The first thing you need to recognize is that email is a very old protocol by computer standards and was developed in a time long before IT and internet security was understood or even a concern.

I once described basic email security as follows:

**HELLO I’m Microsoft.com**

**Hello Microsoft.com**

**Here’s an email from Bill Gates**

**OK! thanks!**

Is that email legit? Was it actually from Microsoft.com? Email at a very basic level doesn’t even bother to check…

While there’s a bunch of security features that have been added onto it over the years (like SPAM filters, encryption, SPF, DMARC, etc for those paying attention), it’s still an awfully old and basic protocol at its core and to be perfectly honest it’s shocking that we still use it. It’s just so ingrained in our lives and businesses at this point that it’s very hard to replace.

As for Spoofing the FROM address in an email can easily be altered to show a name that isn’t the RETURN address.

I could show you how to do that from DOS and Telnet session in about 5 minutes.

The process is roughly the same as putting a false name in a return address on a letter in snail mail. The letters return address is legit, but the name of the person that sent it is false.

So when you receive the email the name in the FROM field looks legit, but the return address is probably some GMAIL account.

Email has protections like SPF that forces a check to confirm the email was sent from an authorized source for that Domain, but A. that only works if you have a good SPAM filter in front of your email, and B. the sending Domain has bothered to setup their SPF properly and ho boy is there a lot of companies that don’t…

More sophisticated attacks will break into companies mail servers and use them (referred to as a zombie) to send email. If you have access to their mail server then you can send all the legit looking email you want. But you can also use this to spoof email, because there’s ways to fool the SPF check in SPAM filters because you are sending an email with a legit return address and from a legit source so the SPF check passes but the LABEL on the FROM field is false.

Email is very similar to a real-world letter and has a lot of crossover with the real-world postal service. The sequence of mail servers it goes through is not unlike the way a letter will be dropped into a post box and go through several steps to reach a person.

An email is an envelope. The message is the letter inside. On the front of the envelope, you write the recipient’s address. On the back, you write your address as the sender.

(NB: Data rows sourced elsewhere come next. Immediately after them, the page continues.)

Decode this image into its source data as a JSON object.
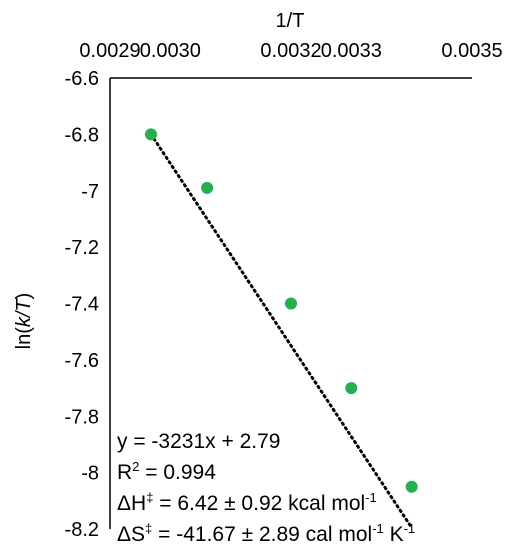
{
  "chart_data": {
    "type": "scatter",
    "x_axis": {
      "label": "1/T",
      "position": "top",
      "range": [
        0.0029,
        0.0035
      ],
      "ticks": [
        "0.0029",
        "0.0030",
        "0.0032",
        "0.0033",
        "0.0035"
      ],
      "tick_values": [
        0.0029,
        0.003,
        0.0032,
        0.0033,
        0.0035
      ]
    },
    "y_axis": {
      "label_prefix": "ln(",
      "label_italic": "k/T",
      "label_suffix": ")",
      "range": [
        -8.2,
        -6.6
      ],
      "ticks": [
        "-6.6",
        "-6.8",
        "-7",
        "-7.2",
        "-7.4",
        "-7.6",
        "-7.8",
        "-8",
        "-8.2"
      ],
      "tick_values": [
        -6.6,
        -6.8,
        -7.0,
        -7.2,
        -7.4,
        -7.6,
        -7.8,
        -8.0,
        -8.2
      ]
    },
    "series": [
      {
        "points": [
          {
            "x": 0.002968,
            "y": -6.8
          },
          {
            "x": 0.003061,
            "y": -6.99
          },
          {
            "x": 0.0032,
            "y": -7.4
          },
          {
            "x": 0.0033,
            "y": -7.7
          },
          {
            "x": 0.0034,
            "y": -8.05
          }
        ],
        "color": "#21b24b"
      }
    ],
    "trendline": {
      "type": "linear",
      "slope": -3231,
      "intercept": 2.79,
      "x_range": [
        0.002968,
        0.0034
      ],
      "style": "dotted",
      "color": "#000000"
    },
    "grid": false,
    "legend": "none"
  },
  "annotations": {
    "equation": "y = -3231x + 2.79",
    "r2_prefix": "R",
    "r2_sup": "2",
    "r2_value": " = 0.994",
    "dh_prefix": "ΔH",
    "dh_sup": "‡",
    "dh_value": " = 6.42 ± 0.92 kcal mol",
    "dh_unit_sup": "-1",
    "ds_prefix": "ΔS",
    "ds_sup": "‡",
    "ds_value": " = -41.67 ± 2.89 cal mol",
    "ds_unit_sup1": "-1",
    "ds_mid": " K",
    "ds_unit_sup2": "-1"
  }
}
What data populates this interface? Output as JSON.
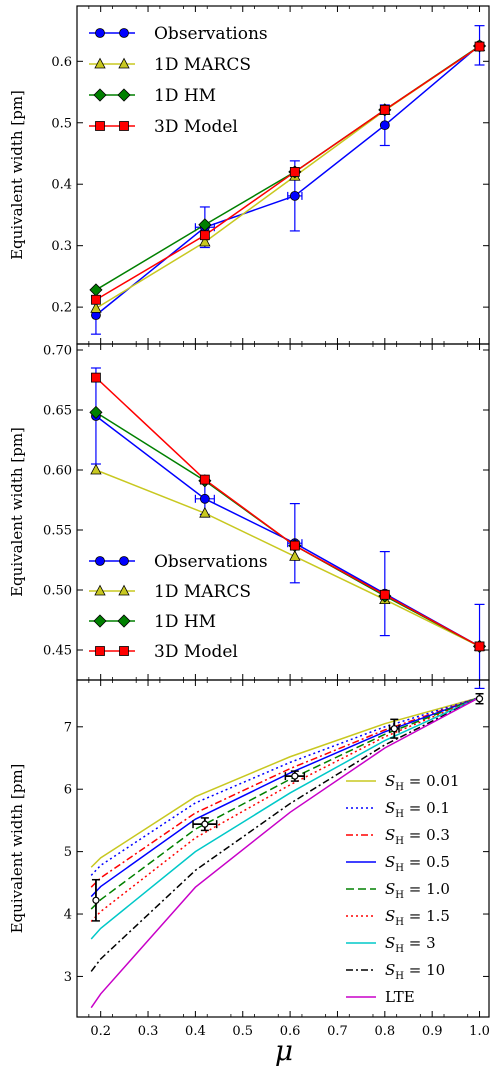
{
  "figure": {
    "xlabel": "μ"
  },
  "chart_data": [
    {
      "type": "line",
      "ylabel": "Equivalent width [pm]",
      "xlim": [
        0.15,
        1.02
      ],
      "ylim": [
        0.14,
        0.69
      ],
      "yticks": [
        0.2,
        0.3,
        0.4,
        0.5,
        0.6
      ],
      "ytick_labels": [
        "0.2",
        "0.3",
        "0.4",
        "0.5",
        "0.6"
      ],
      "legend_position": "top-left",
      "series": [
        {
          "name": "Observations",
          "color": "#0000ff",
          "marker": "circle",
          "x": [
            0.19,
            0.42,
            0.61,
            0.8,
            1.0
          ],
          "y": [
            0.187,
            0.33,
            0.381,
            0.496,
            0.626
          ],
          "yerr": [
            0.031,
            0.033,
            0.057,
            0.033,
            0.032
          ],
          "xerr": [
            0,
            0.02,
            0.015,
            0,
            0
          ]
        },
        {
          "name": "1D MARCS",
          "color": "#c8c820",
          "marker": "triangle",
          "x": [
            0.19,
            0.42,
            0.61,
            0.8,
            1.0
          ],
          "y": [
            0.198,
            0.306,
            0.413,
            0.52,
            0.624
          ]
        },
        {
          "name": "1D HM",
          "color": "#008000",
          "marker": "diamond",
          "x": [
            0.19,
            0.42,
            0.61,
            0.8,
            1.0
          ],
          "y": [
            0.228,
            0.334,
            0.42,
            0.521,
            0.625
          ]
        },
        {
          "name": "3D Model",
          "color": "#ff0000",
          "marker": "square",
          "x": [
            0.19,
            0.42,
            0.61,
            0.8,
            1.0
          ],
          "y": [
            0.212,
            0.317,
            0.42,
            0.521,
            0.624
          ]
        }
      ]
    },
    {
      "type": "line",
      "ylabel": "Equivalent width [pm]",
      "xlim": [
        0.15,
        1.02
      ],
      "ylim": [
        0.425,
        0.705
      ],
      "yticks": [
        0.45,
        0.5,
        0.55,
        0.6,
        0.65,
        0.7
      ],
      "ytick_labels": [
        "0.45",
        "0.50",
        "0.55",
        "0.60",
        "0.65",
        "0.70"
      ],
      "legend_position": "bottom-left",
      "series": [
        {
          "name": "Observations",
          "color": "#0000ff",
          "marker": "circle",
          "x": [
            0.19,
            0.42,
            0.61,
            0.8,
            1.0
          ],
          "y": [
            0.645,
            0.576,
            0.539,
            0.497,
            0.453
          ],
          "yerr": [
            0.04,
            0.013,
            0.033,
            0.035,
            0.035
          ],
          "xerr": [
            0,
            0.02,
            0.015,
            0,
            0
          ]
        },
        {
          "name": "1D MARCS",
          "color": "#c8c820",
          "marker": "triangle",
          "x": [
            0.19,
            0.42,
            0.61,
            0.8,
            1.0
          ],
          "y": [
            0.6,
            0.564,
            0.528,
            0.492,
            0.453
          ]
        },
        {
          "name": "1D HM",
          "color": "#008000",
          "marker": "diamond",
          "x": [
            0.19,
            0.42,
            0.61,
            0.8,
            1.0
          ],
          "y": [
            0.648,
            0.591,
            0.537,
            0.495,
            0.453
          ]
        },
        {
          "name": "3D Model",
          "color": "#ff0000",
          "marker": "square",
          "x": [
            0.19,
            0.42,
            0.61,
            0.8,
            1.0
          ],
          "y": [
            0.677,
            0.592,
            0.537,
            0.496,
            0.453
          ]
        }
      ]
    },
    {
      "type": "line",
      "ylabel": "Equivalent width [pm]",
      "xlabel": "μ",
      "xlim": [
        0.15,
        1.02
      ],
      "ylim": [
        2.35,
        7.75
      ],
      "yticks": [
        3,
        4,
        5,
        6,
        7
      ],
      "ytick_labels": [
        "3",
        "4",
        "5",
        "6",
        "7"
      ],
      "xticks": [
        0.2,
        0.3,
        0.4,
        0.5,
        0.6,
        0.7,
        0.8,
        0.9,
        1.0
      ],
      "xtick_labels": [
        "0.2",
        "0.3",
        "0.4",
        "0.5",
        "0.6",
        "0.7",
        "0.8",
        "0.9",
        "1.0"
      ],
      "legend_position": "right",
      "observations": {
        "x": [
          0.19,
          0.42,
          0.61,
          0.82,
          1.0
        ],
        "y": [
          4.22,
          5.44,
          6.21,
          6.97,
          7.45
        ],
        "yerr": [
          0.33,
          0.1,
          0.08,
          0.15,
          0.08
        ],
        "xerr": [
          0,
          0.025,
          0.02,
          0.01,
          0
        ]
      },
      "series": [
        {
          "name_sub": "0.01",
          "color": "#c8c820",
          "dash": "",
          "x": [
            0.18,
            0.2,
            0.4,
            0.6,
            0.8,
            1.0
          ],
          "y": [
            4.75,
            4.9,
            5.88,
            6.52,
            7.05,
            7.47
          ]
        },
        {
          "name_sub": "0.1",
          "color": "#0000ff",
          "dash": "2,3",
          "x": [
            0.18,
            0.2,
            0.4,
            0.6,
            0.8,
            1.0
          ],
          "y": [
            4.62,
            4.78,
            5.78,
            6.43,
            7.0,
            7.47
          ]
        },
        {
          "name_sub": "0.3",
          "color": "#ff0000",
          "dash": "7,3,2,3",
          "x": [
            0.18,
            0.2,
            0.4,
            0.6,
            0.8,
            1.0
          ],
          "y": [
            4.43,
            4.58,
            5.62,
            6.33,
            6.95,
            7.47
          ]
        },
        {
          "name_sub": "0.5",
          "color": "#0000ff",
          "dash": "",
          "x": [
            0.18,
            0.2,
            0.4,
            0.6,
            0.8,
            1.0
          ],
          "y": [
            4.28,
            4.44,
            5.52,
            6.26,
            6.92,
            7.47
          ]
        },
        {
          "name_sub": "1.0",
          "color": "#008000",
          "dash": "8,4",
          "x": [
            0.18,
            0.2,
            0.4,
            0.6,
            0.8,
            1.0
          ],
          "y": [
            4.08,
            4.23,
            5.36,
            6.16,
            6.88,
            7.47
          ]
        },
        {
          "name_sub": "1.5",
          "color": "#ff0000",
          "dash": "2,3",
          "x": [
            0.18,
            0.2,
            0.4,
            0.6,
            0.8,
            1.0
          ],
          "y": [
            3.88,
            4.04,
            5.22,
            6.07,
            6.84,
            7.47
          ]
        },
        {
          "name_sub": "3",
          "color": "#00c8c8",
          "dash": "",
          "x": [
            0.18,
            0.2,
            0.4,
            0.6,
            0.8,
            1.0
          ],
          "y": [
            3.6,
            3.77,
            5.0,
            5.94,
            6.78,
            7.47
          ]
        },
        {
          "name_sub": "10",
          "color": "#000000",
          "dash": "7,3,2,3",
          "x": [
            0.18,
            0.2,
            0.4,
            0.6,
            0.8,
            1.0
          ],
          "y": [
            3.08,
            3.28,
            4.7,
            5.77,
            6.71,
            7.47
          ]
        },
        {
          "name": "LTE",
          "color": "#c800c8",
          "dash": "",
          "x": [
            0.18,
            0.2,
            0.4,
            0.6,
            0.8,
            1.0
          ],
          "y": [
            2.5,
            2.72,
            4.43,
            5.63,
            6.66,
            7.47
          ]
        }
      ],
      "legend_prefix_main": "S",
      "legend_prefix_sub": "H",
      "legend_eq": " = "
    }
  ]
}
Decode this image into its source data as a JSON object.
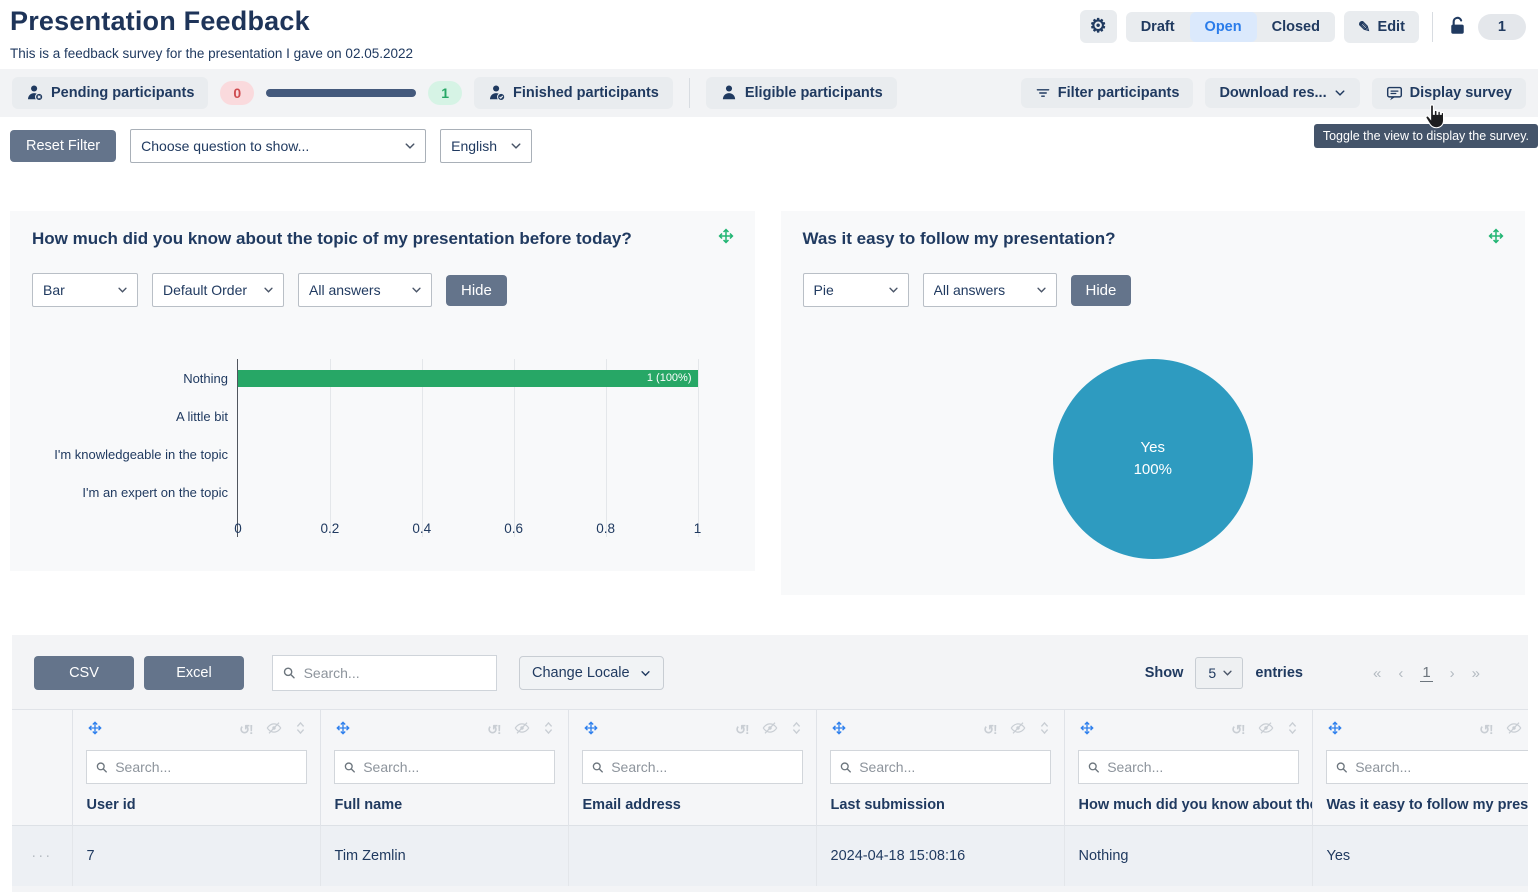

Well, just like a real letter, there is absolutely nothing stopping you writing anyone’s address as the sender. So you could pretend to be anyone you like. And because the return address is used by the email client to compose a reply, you see it pretty prominently. So if it says it’s coming from someone you trust, you’re more inclined to trust the contents and do what they say, which is how phishing works. Just this week at work we had a phishing campaign pretending to be from our internal security team (nice touch).

The only way to stop this would be for someone along the route to look at the envelope and say, wait a minute, that letter is coming from the wrong place to be from that sender – this is basically how SPF works.